И пока Кенна наблюдала за ним, она поняла, что для нее дело действительно не в любви. Больше нет. Потому что, когда Мастер Гриффин работал, ревность, которую она испытала, относилась к невероятному освобождению, которое та женщина, скорее всего, ощущала сейчас, а не к мужчине, который его вызвал. Что было... хорошо. Это было хорошо. Лучше. Так.

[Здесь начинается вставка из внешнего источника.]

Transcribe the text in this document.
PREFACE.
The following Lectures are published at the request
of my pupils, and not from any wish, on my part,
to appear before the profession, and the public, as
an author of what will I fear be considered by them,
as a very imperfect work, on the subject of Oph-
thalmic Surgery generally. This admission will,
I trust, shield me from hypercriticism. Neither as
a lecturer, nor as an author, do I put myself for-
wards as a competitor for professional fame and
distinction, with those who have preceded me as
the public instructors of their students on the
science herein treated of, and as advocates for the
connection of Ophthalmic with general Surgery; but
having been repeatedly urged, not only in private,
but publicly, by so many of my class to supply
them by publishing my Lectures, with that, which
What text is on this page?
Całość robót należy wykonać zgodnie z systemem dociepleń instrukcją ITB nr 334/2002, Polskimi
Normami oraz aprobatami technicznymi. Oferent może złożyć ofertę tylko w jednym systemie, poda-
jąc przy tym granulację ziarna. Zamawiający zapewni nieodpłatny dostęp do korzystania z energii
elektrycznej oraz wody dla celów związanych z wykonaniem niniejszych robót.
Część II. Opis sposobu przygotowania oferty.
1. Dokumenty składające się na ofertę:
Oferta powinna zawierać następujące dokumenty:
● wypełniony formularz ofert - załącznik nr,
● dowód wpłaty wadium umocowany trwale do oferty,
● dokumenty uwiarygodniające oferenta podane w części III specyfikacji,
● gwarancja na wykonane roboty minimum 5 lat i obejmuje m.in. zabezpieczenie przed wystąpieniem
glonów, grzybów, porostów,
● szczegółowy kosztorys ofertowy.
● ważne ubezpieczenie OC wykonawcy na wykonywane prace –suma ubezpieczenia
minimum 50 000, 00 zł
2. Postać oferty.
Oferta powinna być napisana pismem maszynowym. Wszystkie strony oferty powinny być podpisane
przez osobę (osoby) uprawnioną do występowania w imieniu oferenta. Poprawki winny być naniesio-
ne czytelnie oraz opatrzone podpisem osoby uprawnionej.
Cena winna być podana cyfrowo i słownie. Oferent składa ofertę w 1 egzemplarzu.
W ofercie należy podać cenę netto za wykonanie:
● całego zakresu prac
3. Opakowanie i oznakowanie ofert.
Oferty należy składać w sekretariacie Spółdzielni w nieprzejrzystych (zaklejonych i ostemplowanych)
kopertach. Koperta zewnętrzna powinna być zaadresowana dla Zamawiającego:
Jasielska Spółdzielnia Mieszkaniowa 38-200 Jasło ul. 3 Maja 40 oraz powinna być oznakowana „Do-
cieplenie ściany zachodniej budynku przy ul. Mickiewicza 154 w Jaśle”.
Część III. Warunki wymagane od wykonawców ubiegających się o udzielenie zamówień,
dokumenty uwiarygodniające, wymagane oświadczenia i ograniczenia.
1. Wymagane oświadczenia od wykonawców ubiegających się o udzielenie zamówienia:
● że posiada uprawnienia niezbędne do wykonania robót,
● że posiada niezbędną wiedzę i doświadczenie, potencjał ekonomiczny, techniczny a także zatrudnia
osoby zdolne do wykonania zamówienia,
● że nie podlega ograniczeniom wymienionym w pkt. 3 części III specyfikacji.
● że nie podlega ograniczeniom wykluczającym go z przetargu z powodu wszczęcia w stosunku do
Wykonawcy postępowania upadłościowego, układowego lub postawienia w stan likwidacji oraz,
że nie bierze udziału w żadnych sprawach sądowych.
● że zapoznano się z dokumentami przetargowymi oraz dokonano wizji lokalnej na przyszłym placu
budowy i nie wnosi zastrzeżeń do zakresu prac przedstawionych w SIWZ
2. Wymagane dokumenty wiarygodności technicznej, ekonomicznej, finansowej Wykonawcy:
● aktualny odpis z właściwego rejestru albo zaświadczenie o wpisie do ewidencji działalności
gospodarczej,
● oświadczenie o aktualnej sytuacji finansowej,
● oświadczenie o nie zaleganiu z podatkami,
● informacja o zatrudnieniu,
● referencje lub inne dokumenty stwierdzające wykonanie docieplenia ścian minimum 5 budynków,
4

Для нее смысл в том, чтобы чувствовать меньше, а не больше.
А потом Мастер Гриффин повернулся спиной к толпе, и то, что Кенна увидела, едва не лишило ее дыхания.
Всю верхнюю часть его спины покрывала новая татуировка, выполненная черными и красными чернилами. Лицо женщины, частично скрытое темными волосами, развевавшимися перед ее чертами, словно пойманные ветром. В волосах мелькали красные пряди и обрамляли образ, который двигался вместе с потрясающими мышцами Гриффина. Сквозь развевающиеся волосы смотрели пронзительные серые глаза.
Кенне показалось, что ее ноги приросли к полу. Она не могла пошевелиться, не могла среагировать, не могла дышать. Потому что эти серые глаза она каждый день видела в зеркале, и эта женщина была ею.
«Он... У него татуировка с моим портретом. Я. На его коже».
Кенна моргнула, но великолепное произведение искусства осталось на месте.